Source: animals.nationalgeographic.com |
Who would have thought that cane toads even have personality, let alone that it is apparently important to the species ability to adapt? Such a possibility causes one to consider the potential role that personality plays in the larger, evolutionary scheme of things. We know from experience that many other species have personality and that personality is of crucial importance in human social interactions.
The concept of personality is also important theologically. Christian theology across the board assumes and asserts that God is a person and has the marks of personality (loving, compassionate, cares about justice, is "slow to anger") exemplified for us in Christ. Trinitarian Christians believe that God is actually three persons (persona), Father, Son, and Holy Ghost. While professional theologians understand that the Latin term persona does not mean "person" in our English sense, the vast majority of English-speaking Christians translate the "personhood of God" as meaning God has personality. It can be argued that this idea that God is a person who has personality is but another case of us creating God in our own image, which has pretty much been my own personal view for a long time. It seems ludicrous on the face of it that the Divine Creator Beyond could in any sense have something as human and mundane as personality.
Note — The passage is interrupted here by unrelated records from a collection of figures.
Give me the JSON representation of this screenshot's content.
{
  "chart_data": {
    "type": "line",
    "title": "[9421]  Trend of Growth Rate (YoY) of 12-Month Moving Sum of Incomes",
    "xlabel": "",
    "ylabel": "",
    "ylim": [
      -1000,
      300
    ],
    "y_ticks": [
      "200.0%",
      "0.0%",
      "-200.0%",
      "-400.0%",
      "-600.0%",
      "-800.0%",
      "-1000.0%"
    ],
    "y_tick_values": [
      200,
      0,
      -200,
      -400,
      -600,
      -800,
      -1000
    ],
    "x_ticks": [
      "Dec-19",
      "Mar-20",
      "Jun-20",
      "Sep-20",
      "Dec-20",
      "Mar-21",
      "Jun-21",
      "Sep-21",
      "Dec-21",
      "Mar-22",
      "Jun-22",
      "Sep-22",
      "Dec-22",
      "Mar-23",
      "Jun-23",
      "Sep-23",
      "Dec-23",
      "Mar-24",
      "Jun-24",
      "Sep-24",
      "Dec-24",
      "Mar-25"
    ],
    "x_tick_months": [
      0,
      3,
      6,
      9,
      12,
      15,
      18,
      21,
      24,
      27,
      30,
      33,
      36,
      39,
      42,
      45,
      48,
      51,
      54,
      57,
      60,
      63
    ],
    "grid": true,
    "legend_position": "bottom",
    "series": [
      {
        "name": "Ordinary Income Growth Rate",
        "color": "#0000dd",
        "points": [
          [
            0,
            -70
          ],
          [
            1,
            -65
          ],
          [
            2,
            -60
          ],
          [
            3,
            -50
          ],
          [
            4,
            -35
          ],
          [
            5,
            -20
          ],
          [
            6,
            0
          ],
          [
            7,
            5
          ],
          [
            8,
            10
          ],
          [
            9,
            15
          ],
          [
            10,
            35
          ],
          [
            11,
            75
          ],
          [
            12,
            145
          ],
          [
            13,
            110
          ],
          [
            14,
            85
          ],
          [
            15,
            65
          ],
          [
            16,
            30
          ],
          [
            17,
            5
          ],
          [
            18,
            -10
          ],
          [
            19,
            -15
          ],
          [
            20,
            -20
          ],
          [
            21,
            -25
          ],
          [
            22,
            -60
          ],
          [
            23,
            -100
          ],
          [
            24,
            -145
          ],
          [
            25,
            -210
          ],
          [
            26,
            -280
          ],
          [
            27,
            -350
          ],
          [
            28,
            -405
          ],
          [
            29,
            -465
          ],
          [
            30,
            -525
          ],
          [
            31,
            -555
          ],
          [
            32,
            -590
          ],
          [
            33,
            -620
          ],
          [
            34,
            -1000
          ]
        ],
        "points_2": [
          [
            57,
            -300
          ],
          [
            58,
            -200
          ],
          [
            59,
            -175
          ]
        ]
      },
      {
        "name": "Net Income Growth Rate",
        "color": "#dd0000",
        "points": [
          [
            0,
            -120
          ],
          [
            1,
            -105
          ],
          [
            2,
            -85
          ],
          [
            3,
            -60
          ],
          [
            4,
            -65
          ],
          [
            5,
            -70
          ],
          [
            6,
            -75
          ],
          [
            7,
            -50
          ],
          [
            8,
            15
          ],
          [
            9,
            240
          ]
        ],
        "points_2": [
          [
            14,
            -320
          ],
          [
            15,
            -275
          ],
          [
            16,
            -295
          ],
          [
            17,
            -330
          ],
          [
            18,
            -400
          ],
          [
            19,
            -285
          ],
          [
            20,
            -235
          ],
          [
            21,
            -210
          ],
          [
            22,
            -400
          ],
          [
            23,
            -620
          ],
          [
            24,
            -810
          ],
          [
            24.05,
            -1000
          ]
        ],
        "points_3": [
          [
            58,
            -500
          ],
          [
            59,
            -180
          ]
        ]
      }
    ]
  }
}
Still, it is worth considering that personality as a tool of our evolutionary development reflects a predisposition of the Creator, perhaps even an aspect of divine reality. It remains entirely speculative to assert the personality of God, but it is less speculative to claim that personality is somehow within the "providence of God" and again somehow compatible with "God's will for humanity." At the very least, it would seem that our having personalities is not a barrier that stand between us and God as such. Certainly, the way we express personality can be a barrier, but it is not inherently so.
If, then, we apply the English-language conception of person to God as a metaphor we are not asserting something necessarily illogical or out of sorts with modern science—so long as we remember that we are using personhood metaphorically. It functions thus as a helpful "mask" (the original Latin meaning of persona) of the Divine Beyond, which remains unknown to us directly. It is not wrong to think of God in personal terms including the ides of having a personal relationship with God. Whether or not God is a person or has personality, we can legitimately experience God in these terms—and think of God in this way. It is, we might say, in our God-given nature to do so.